The Child Advocate is seeking Lanza’s psychological reports and evaluations, report cards, attendance records, nursing reports and notes, social work records, disciplinary records, education plans, and any communications with his family.

It is unclear why the school system has not turned over the records. An attorney for Newtown recently told CTNewsJunkie that the town has received “several” requests for records pertaining to the December shooting, but was unable to immediately provide more specifics. There’s no central clearinghouse for the requests, which have been made through various local and state offices.

The State Police also have received requests for records having to do with the shooting. Spokesman Lt. J. Paul Vance said Thursday that the department has handled around 20 information requests on the incident since December, but most have come from reporters.

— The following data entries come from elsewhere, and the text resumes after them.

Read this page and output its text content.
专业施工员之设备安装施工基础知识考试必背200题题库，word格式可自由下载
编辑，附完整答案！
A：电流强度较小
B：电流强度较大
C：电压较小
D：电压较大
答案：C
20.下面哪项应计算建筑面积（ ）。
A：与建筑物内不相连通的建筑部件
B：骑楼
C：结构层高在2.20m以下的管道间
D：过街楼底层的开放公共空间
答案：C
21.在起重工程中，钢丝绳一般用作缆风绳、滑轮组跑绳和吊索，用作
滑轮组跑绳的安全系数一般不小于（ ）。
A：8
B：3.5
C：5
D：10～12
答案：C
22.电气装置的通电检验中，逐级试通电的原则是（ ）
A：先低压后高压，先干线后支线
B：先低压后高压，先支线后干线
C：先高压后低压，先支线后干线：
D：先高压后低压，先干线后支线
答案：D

“There’s been about 20 to 22 requests for all types of different things, whether its for the report or other types of information,” he said. “Usually it’s been from members of the media.”

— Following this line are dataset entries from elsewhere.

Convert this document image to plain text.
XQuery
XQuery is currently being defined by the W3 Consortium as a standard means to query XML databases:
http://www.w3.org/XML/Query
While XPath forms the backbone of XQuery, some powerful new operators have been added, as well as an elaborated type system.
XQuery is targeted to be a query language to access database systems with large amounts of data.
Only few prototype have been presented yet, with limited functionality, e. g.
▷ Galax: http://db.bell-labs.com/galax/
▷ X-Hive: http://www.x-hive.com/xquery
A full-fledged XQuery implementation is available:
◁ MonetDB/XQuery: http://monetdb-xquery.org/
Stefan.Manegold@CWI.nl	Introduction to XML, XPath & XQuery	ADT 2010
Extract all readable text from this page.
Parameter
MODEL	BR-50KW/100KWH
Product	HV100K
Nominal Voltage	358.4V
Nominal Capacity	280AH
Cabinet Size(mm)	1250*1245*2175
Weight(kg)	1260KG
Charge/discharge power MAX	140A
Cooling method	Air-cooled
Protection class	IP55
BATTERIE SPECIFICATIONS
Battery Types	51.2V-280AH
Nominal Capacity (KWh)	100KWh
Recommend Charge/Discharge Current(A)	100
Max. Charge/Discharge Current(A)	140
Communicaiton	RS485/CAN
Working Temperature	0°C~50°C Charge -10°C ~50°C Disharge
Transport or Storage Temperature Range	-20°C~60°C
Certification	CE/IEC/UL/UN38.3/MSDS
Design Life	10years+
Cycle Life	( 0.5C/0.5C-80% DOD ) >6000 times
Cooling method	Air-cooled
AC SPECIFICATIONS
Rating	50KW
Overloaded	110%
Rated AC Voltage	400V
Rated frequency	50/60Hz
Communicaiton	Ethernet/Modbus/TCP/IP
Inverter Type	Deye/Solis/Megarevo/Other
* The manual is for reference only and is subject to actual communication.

Vance said the agency has sent letters declining to provide the information citing the ongoing investigation into the shooting. He said inquiries into the status of the investigation have been more frequent.

“Calls constantly come in from media across the country,” he said.

Earlier the month, Danbury State’s Attorney Stephen Sedensky III, who is in charge of the police investigation into the Sandy Hook shooting, said he expects to issue the long-awaited report in the fall. The report was expected to be released this summer, but the deadline continues to be pushed back.

“The scale of the investigation is such that even a fall release of the State’s Attorney’s report is well within what would be expected from this type of investigation,” an Aug. 6 statement from Sedensky’s office reads.

A member of the Chief State’s Attorney’s Office is part of the 14-member Child Fatality Review Panel and attended the Jan. 30 meeting when the panel voted to undertake the investigation that led to the subpoena for Lanza’s school records.

Gov. Dannel P. Malloy recently said the state’s attorney’s office needs enough independence to get its investigation done, but he’s also keenly aware that December is around the corner and it would be difficult to have the report released close to the anniversary of the shooting.

“We understand that the world is waiting for this report, and we want it done as quickly as possible,” Malloy spokesman Andrew Doba said in a statement earlier this month. “We also want it done right. Making sure the state’s attorney’s office has the independence it needs to do the job is critical, and we are trying to strike the right balance.”

The Child Fatality Review Panel reported in January that over the past 12 years between Jan. 1, 2001 and Dec. 31, 2012, 94 children, including the 20 slain at Sandy Hook, died from gunshot wounds. During that same period 924 children were injured by guns.